Trolldor: Global Blacklist of Twitter Trolls - robgering
https://www.trolldor.com/

======
SideburnsOfDoom
"Three reports from different users are needed for a Twitter profile to be
listed as a Troll. ... A user who is marked as a troll cannot report other
users."

Oh, so it's been completely thoroughly thought out and is definitely not open
to abuse.

/sarcasm

------
stfu
I am absolutely against these kinds of public shaming lists. Either somebody
is breaking the law (i.e. in cases serious threats are made) or not.

This hyper sensitive "let's ban anything that is different from my own world
view, because TROLLS" is getting more and more ridiculous.

------
ZenPro
_The user placing the report can choose between sending an anonymous report or
make their identity known when sending their report._

Anonymous reporting? That is not within the spirit of either Twitter or your
own stated mission. If you are reporting someone as a troll a log should be
kept.

EDIT TO ADD:

Having researched a bit more the entire concept is nonsense

[1] Access to your Trolldor account to see if you have any reports, are listed
as a Troll or find out who reported you. ( _I thought you said you cannot see
who reports you? Which is it?_ )

[2] Inappropriate behaviour listed as -

Provocation - we love debates and good discussion on Twitter. However, users
who just look to provoke for fun can be reported in this category.

 _Are you kidding me??_

\-----------

Creep - we all know who they are: they fill up your timeline on a daily basis
with messages worshipping their idols, friends, relatives and colleagues. Now
you can let them know that their behavior is too much

 _Last time I checked it was not trolling to post photos of MY family on MY
Twitter. It is more creepy that someone follows me and goes to the trouble of
reporting me to Trolldor for photos of my family._

\----------

Retweeter/Favoriter - users who never create their own content and just
retweet and favorite other people’s tweets. A warning with a report might
encourage them to show the world what they have inside.

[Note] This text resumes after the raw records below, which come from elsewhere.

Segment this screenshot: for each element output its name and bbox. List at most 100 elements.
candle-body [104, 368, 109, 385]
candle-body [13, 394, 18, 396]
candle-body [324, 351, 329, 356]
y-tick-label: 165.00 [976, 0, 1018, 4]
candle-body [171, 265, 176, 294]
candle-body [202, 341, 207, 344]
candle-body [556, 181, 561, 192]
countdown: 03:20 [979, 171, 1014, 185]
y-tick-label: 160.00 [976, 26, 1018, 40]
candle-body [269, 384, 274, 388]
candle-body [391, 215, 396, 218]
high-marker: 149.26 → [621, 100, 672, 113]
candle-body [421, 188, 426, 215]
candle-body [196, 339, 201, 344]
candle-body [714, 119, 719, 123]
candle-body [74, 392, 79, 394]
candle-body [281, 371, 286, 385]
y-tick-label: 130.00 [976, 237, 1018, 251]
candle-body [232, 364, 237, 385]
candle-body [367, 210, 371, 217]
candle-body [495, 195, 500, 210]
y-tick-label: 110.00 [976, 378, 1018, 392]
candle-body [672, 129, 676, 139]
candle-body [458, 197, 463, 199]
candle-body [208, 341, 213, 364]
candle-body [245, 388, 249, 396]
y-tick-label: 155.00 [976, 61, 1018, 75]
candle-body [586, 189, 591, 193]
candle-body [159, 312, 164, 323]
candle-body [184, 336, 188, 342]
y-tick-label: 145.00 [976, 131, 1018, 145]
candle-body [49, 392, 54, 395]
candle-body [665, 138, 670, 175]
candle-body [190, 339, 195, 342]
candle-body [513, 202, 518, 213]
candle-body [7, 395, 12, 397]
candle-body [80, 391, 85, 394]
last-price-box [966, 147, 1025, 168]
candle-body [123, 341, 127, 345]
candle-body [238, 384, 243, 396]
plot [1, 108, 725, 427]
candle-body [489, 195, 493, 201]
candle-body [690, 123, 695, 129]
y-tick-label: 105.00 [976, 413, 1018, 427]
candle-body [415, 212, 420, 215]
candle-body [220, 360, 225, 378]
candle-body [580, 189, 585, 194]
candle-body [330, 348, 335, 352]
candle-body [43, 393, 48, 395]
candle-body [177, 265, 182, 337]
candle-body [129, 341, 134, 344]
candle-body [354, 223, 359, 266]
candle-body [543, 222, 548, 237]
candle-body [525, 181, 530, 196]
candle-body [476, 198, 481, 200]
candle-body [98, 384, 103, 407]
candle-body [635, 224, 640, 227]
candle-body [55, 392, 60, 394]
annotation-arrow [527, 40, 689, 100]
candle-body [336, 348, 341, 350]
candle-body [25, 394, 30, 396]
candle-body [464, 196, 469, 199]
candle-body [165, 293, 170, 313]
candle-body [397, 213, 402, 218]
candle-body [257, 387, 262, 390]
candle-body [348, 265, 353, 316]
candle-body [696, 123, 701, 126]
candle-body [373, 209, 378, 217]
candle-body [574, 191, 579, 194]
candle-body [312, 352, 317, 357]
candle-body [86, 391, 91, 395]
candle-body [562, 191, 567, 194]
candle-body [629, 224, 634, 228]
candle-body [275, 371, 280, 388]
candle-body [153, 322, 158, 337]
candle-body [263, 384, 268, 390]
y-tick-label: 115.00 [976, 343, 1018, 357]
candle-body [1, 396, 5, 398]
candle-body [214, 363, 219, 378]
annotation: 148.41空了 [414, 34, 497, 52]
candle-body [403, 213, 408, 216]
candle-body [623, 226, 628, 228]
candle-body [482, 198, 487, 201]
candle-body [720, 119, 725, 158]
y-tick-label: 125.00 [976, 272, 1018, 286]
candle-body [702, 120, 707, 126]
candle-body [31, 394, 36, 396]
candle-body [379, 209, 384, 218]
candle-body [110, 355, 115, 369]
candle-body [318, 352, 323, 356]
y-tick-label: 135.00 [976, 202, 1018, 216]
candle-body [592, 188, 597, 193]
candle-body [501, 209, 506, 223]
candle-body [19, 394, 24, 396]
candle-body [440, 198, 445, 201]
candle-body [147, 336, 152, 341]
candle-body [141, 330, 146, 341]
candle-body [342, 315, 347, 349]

 _Yes kids - roll up and get listed as a troll for using the features built in
to Twitter! Next up FaceTroll. A service for reporting Facebook users who
update their status!_

\----------

Insult/Threat - insults and threats are a delicate matter, but Trolldor is a
good way of letting everyone know that a profile is continuing to making
abusive use of Twitter.

 _Twitter already has this_

\-----------

False identity - you can use this category to indicate profiles that seek with
usurp another’s identity for unclear purposes

 _Twitter already has this and, more to the point, who the fuck are you to
decide if an identity checks out?_

\-----------

However, to end on a positive, the design is excellent.